= Yoshimoto Ishin =

Yoshimoto Ishin (吉本伊信, May 25, 1916 – August 1, 1988) was a Japanese businessman and Jodo Shinshu Buddhist priest who was the founder of the Naikan (内観 looking inside) meditation method in the 1940s, which later was utilised as a psychotherapy treatment. He later acted as prison chaplain to spread Naikan to prisoners.

== Development of Naikan ==
During his study of Buddhism, Yoshimoto followed the ascetic practice of Mishirabe - an arduous form of meditation and self reflection which included physical privations including fasting, avoidance of sleep, and intense introspection sessions. Wanting to make this practice more accessible to everyone, Yoshimoto developed Naikan as a relatively easier method allowing anyone to gain the benefits of self reflection without the physical discomforts required by Mishirabe.

At its core, Naikan is a method of structured self reflection based around three basic questions -

What have I received from____?

What have I given to_____?

What troubles and difficulties have I caused____?

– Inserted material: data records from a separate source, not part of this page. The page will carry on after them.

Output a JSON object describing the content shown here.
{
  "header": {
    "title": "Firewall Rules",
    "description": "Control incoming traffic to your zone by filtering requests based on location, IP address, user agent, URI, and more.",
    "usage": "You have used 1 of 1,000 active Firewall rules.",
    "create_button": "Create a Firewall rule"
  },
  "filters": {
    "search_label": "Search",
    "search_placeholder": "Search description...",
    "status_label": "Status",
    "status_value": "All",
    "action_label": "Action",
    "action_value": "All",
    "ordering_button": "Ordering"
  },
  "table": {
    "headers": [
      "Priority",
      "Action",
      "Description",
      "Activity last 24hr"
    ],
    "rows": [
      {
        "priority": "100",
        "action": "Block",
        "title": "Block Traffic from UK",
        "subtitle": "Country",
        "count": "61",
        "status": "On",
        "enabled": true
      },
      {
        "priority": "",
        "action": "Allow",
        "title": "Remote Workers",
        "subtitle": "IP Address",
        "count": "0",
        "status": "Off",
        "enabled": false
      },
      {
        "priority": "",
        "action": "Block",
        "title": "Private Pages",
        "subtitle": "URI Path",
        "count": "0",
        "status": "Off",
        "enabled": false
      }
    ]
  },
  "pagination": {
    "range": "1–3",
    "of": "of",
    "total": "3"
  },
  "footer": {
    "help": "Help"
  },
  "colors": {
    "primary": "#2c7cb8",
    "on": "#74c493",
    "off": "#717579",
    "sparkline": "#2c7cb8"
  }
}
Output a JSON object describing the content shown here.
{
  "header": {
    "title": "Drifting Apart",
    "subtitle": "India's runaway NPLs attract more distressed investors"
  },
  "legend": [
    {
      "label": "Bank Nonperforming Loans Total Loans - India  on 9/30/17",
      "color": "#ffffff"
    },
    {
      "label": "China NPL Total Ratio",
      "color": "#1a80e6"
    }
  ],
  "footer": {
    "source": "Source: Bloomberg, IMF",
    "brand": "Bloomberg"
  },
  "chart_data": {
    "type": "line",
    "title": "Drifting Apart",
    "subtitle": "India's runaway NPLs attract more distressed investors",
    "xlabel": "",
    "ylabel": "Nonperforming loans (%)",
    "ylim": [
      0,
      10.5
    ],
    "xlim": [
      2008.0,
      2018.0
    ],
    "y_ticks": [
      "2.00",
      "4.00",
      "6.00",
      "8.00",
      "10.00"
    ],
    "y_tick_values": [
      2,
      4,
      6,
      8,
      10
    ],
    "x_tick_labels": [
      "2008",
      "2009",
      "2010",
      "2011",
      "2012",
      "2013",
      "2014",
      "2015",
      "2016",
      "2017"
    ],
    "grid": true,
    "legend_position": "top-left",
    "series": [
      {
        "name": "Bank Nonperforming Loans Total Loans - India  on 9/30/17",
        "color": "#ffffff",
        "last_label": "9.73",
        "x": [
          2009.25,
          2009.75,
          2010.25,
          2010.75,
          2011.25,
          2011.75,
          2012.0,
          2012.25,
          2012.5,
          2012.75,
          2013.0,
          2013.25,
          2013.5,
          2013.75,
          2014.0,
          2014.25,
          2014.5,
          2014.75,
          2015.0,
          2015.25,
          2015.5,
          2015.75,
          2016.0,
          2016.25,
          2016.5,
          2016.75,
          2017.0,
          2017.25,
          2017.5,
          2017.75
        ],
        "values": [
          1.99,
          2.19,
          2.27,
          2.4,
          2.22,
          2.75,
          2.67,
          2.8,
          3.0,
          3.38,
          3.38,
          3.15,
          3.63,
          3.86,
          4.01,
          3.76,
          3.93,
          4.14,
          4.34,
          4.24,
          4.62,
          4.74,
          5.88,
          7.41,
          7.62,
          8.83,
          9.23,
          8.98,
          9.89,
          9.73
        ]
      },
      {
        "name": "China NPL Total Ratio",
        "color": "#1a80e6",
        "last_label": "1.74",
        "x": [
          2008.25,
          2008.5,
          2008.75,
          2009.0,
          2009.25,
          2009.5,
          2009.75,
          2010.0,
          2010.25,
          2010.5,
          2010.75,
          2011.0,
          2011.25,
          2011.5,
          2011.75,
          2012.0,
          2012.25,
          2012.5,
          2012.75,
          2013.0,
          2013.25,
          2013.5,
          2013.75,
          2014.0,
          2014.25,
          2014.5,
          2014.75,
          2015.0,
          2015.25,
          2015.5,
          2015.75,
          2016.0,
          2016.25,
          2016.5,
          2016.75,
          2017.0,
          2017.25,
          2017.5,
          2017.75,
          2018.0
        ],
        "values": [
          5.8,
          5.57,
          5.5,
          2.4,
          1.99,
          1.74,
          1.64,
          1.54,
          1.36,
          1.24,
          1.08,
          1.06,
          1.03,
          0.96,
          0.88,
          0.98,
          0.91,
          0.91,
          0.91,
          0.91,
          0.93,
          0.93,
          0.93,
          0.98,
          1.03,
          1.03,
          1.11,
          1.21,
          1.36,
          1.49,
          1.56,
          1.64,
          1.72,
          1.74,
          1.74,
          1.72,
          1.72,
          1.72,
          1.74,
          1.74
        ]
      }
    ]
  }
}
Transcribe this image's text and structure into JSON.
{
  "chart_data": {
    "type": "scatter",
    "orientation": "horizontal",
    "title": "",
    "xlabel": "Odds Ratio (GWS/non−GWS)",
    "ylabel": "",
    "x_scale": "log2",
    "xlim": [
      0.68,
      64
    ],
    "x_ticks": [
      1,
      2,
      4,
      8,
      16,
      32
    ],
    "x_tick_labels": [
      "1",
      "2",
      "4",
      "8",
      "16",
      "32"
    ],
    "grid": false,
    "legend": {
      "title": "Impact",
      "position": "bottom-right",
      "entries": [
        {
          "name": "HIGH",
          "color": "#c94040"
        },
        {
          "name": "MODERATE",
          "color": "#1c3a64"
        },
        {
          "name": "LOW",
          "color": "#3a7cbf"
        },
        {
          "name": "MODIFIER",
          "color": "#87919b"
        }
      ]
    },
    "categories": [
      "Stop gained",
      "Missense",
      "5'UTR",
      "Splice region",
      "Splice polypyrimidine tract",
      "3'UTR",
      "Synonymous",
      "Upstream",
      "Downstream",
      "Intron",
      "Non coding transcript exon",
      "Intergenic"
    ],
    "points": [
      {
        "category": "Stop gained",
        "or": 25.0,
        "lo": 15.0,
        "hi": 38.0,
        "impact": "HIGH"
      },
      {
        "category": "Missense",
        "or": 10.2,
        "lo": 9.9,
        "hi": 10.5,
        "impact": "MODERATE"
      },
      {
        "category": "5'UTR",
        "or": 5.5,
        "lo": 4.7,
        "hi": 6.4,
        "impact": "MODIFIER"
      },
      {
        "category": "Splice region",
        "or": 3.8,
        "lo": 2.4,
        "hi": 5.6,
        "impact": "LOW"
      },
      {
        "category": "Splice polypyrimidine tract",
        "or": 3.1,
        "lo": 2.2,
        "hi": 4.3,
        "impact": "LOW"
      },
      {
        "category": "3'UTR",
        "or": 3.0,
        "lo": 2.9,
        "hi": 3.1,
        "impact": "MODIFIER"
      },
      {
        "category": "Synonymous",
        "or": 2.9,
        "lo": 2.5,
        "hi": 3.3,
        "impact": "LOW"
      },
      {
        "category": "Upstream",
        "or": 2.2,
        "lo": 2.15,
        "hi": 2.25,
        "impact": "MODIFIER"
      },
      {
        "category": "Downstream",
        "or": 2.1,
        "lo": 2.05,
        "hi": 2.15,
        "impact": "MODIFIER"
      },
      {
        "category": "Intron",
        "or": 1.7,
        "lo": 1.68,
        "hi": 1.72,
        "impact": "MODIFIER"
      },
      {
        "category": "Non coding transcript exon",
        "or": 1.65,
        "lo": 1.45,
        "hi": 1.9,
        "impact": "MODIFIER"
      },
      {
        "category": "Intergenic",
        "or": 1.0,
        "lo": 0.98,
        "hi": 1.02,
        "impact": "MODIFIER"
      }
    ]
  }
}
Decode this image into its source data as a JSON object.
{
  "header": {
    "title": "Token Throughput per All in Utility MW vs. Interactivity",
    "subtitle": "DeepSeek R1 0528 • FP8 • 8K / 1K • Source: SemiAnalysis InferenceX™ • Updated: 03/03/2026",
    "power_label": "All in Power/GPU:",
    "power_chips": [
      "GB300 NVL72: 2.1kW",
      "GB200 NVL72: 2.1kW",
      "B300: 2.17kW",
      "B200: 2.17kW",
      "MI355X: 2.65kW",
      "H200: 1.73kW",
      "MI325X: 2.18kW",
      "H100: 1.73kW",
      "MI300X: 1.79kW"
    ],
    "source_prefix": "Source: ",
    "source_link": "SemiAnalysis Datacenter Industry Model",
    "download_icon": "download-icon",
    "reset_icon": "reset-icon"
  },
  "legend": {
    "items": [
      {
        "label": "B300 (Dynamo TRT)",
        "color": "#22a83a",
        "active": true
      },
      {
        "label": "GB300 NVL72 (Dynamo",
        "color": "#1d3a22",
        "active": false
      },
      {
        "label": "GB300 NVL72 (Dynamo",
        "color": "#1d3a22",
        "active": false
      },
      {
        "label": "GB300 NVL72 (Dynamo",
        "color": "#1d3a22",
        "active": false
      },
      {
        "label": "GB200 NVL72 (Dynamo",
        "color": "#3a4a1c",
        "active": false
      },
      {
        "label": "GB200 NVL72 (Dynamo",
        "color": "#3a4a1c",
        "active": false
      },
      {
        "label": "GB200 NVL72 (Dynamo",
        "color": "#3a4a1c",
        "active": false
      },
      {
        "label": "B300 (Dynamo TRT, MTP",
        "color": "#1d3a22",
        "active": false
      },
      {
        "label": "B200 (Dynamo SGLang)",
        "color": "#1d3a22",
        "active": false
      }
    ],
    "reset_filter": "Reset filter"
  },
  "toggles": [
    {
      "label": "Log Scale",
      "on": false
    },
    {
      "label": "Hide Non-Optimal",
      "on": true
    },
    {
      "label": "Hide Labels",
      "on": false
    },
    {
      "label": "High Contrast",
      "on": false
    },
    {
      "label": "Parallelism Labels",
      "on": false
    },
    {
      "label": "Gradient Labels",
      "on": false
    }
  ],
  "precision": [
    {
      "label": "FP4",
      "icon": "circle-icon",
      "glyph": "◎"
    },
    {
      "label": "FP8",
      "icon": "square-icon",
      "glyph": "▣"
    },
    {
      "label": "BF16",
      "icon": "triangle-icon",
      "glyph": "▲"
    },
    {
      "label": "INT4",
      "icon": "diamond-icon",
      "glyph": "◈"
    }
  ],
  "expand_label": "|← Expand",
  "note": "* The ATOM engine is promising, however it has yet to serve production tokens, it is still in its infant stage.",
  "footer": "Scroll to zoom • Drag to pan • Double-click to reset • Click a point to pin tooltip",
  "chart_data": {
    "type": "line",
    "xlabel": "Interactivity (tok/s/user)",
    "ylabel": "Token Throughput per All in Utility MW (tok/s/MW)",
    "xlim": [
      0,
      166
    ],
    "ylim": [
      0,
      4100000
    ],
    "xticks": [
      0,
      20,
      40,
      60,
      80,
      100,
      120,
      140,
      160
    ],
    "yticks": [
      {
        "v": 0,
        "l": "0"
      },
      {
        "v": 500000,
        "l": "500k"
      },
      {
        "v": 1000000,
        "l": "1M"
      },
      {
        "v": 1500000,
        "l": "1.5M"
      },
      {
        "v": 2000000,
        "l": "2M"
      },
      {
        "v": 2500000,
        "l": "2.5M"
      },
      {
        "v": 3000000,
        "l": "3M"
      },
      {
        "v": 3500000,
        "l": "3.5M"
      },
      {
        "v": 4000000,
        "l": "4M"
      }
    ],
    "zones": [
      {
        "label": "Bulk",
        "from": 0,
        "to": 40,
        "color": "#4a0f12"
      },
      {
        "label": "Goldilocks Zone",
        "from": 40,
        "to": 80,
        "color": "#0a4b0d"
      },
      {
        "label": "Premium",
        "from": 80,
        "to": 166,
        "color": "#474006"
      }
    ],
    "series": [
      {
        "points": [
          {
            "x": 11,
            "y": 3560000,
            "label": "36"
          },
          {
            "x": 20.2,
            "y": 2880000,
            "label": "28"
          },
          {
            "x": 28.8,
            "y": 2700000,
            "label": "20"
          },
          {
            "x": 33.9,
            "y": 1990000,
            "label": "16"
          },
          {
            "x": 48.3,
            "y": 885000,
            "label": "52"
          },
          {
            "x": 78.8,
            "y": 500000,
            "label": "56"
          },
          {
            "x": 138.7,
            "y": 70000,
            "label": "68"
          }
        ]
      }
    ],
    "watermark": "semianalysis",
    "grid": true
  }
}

There are currently more than 30 Naikan centres in Japan, offering mental health counselling, addiction treatment, and the rehabilitation of prisoners.

==Life==
- 1916 May 25 Born as the 3rd son of Ihachi and Yukie Yoshimoto in Yamatokōriyama, Nara Prefecture. Ihachi was a rich farmer. Ishin’s father was strict and smart, and his mother was gentle.
- 1923 May 12. Yoshimoto’s younger sister Chieko happened to die of measles. Their mother Yukie was bereaved, and sought solace from Buddhism. Yoshimoto accompanied his mother as she visited temples, and became interested in Buddhism from that time.
- 1929 April. Yoshimoto graduated Katagiri Primary School and entered Kōriyama Secondary School.
- 1930 September. Following his father’s advice, Yoshimoto transferred to Kōriyama Agricultural School.
- 1932 March. Yoshimoto graduated high school and started to learn Jōdo Shinshū teachings at a temple. Jōdo Shinshū is a sect of Buddhism founded by Shinran, and it requires strong faith to Amida Budda solely, praying mantra "Namu-Amidabustu".
- 1934 Ihachi opened a fertiliser shop in central Yamatokōriyama.